После обильной трапезы в пирейской
Итак, я продолжал взахлеб рассказывать о Шервуде Андерсоне, обращаясь главным образом к капитану Антониу. Помню, какой взгляд он бросил на меня, когда я закончил, взгляд, в котором читалось: «Сдаюсь. Беру все, заверните». С тех пор я много раз перечитывал Шервуда Андерсона глазами Антониу. Он постоянно плавает от одного острова к другому и пишет стихи, бродя ночью по незнакомому городу. Несколько месяцев спустя я как-то встретился с ним на несколько минут в странном порту Ираклион на Крите. Он продолжал думать о Шервуде Андерсоне, хотя говорил со мною о грузах, которые перевозил, о сводках погоды и запасах пресной воды. Как-то раз в море я заметил, как он, зайдя к себе в каюту, достал с полки небольшую книжицу и с головой погрузился в таинственную ночь заштатного безымянного городка в Огайо. Ночами я всегда завидовал ему, завидовал его покою и одиночеству в море. Я завидовал его остановкам у островов и одиноким прогулкам по молчаливым деревушкам, названия которых ничего нам не говорили. Моим первым желанием в детстве было стать лоцманом. Я представлял, как буду стоять один в маленькой рубке на палубе и направлять корабль в узкий проход между опасными рифами. Идти навстречу штормам, сражаться с ними — это было так заманчиво, так восхитительно. Лицо Антониу носило на себе печать подобных сражений. Такая же печать лежала и на сочинениях Шервуда Андерсона. Мне нравятся люди со штормовым темпераментом…

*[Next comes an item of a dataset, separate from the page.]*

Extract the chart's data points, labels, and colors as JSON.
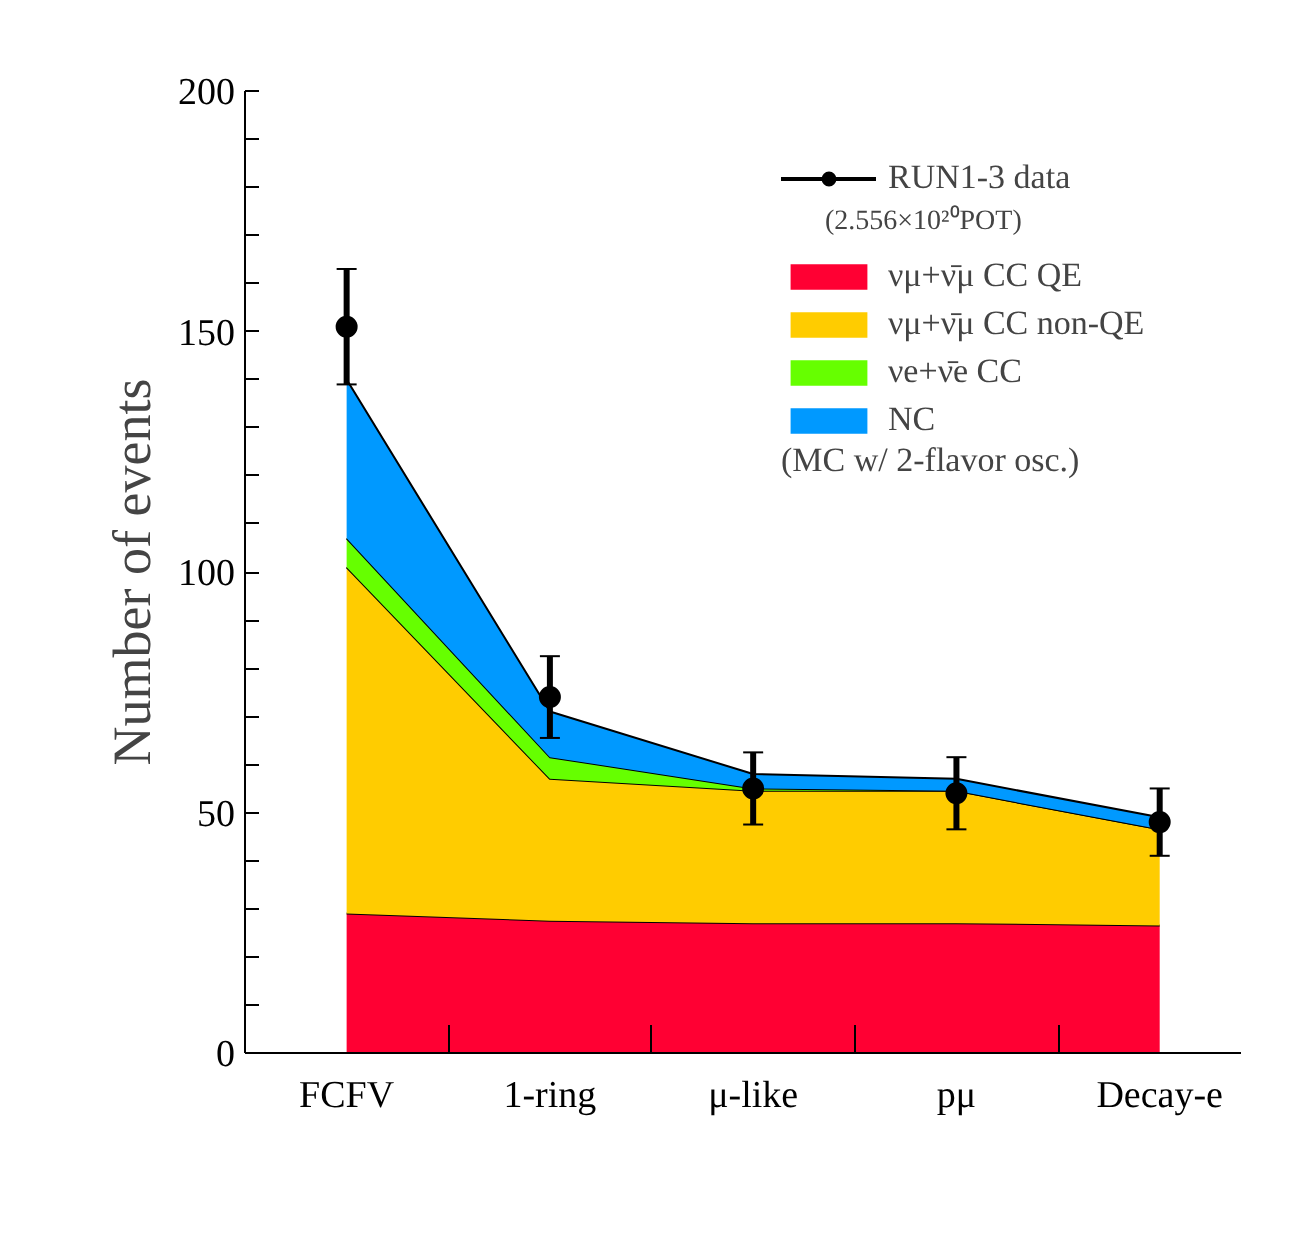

Мы расстались под утро. Я вернулся в гостиницу, распахнул балконную дверь и долго стоял, глядя на опустевшую площадь. Я приобрел еще двоих настоящих друзей и был счастлив этим. Я думал обо всех друзьях, которых приобрел за недолгое время пребывания в Греции. О Спиро, и таксисте, и Карименаиосе, жандарме. А еще был Макс, беженец, по-княжески расположившийся в отеле «Король Георг»; у него, казалось, не было других забот, как делать друзей счастливыми с помощью драхм, которые он не мог вывезти из страны. Еще был владелец гостиницы, в которой я жил; в отличие от французов, хозяев отелей, он время от времени спрашивал меня, не нуждаюсь ли я в деньгах. Если я говорил ему, что собираюсь ненадолго куда-то уехать, он просил: «Обязательно дай телеграмму, если понадобятся деньги». То же самое Спиро. Когда мы прощались в порту в ночь всеобщей паники, его последние слова были: «Мистер Генри, если вернетесь на Корфу, я хочу, чтобы вы остановились у меня. Не нужно никаких денег — просто приезжайте и живите, сколько захочется». Куда бы я ни поехал в Греции, повсюду я слышал одно и то же. Даже в префектуре, пока мне оформляли все бумаги, жандарм послал за кофе и сигаретами, чтобы мне комфортнее было дожидаться. Нравилось мне и то, как они побирались. Они этого не стыдились. Они просто останавливали вас и просили деньги или сигареты так, словно имели на это право. Это хороший знак, когда люди вот так просят подаяния: значит, они сами умеют давать. Француз, к примеру, не умеет ни дать, ни попросить о помощи — и в том и в другом случае он испытывает неловкость. Для него великая добродетель — не досаждать вам. Грек не окружает себя стеной: он и дает от души, и берет не чинясь.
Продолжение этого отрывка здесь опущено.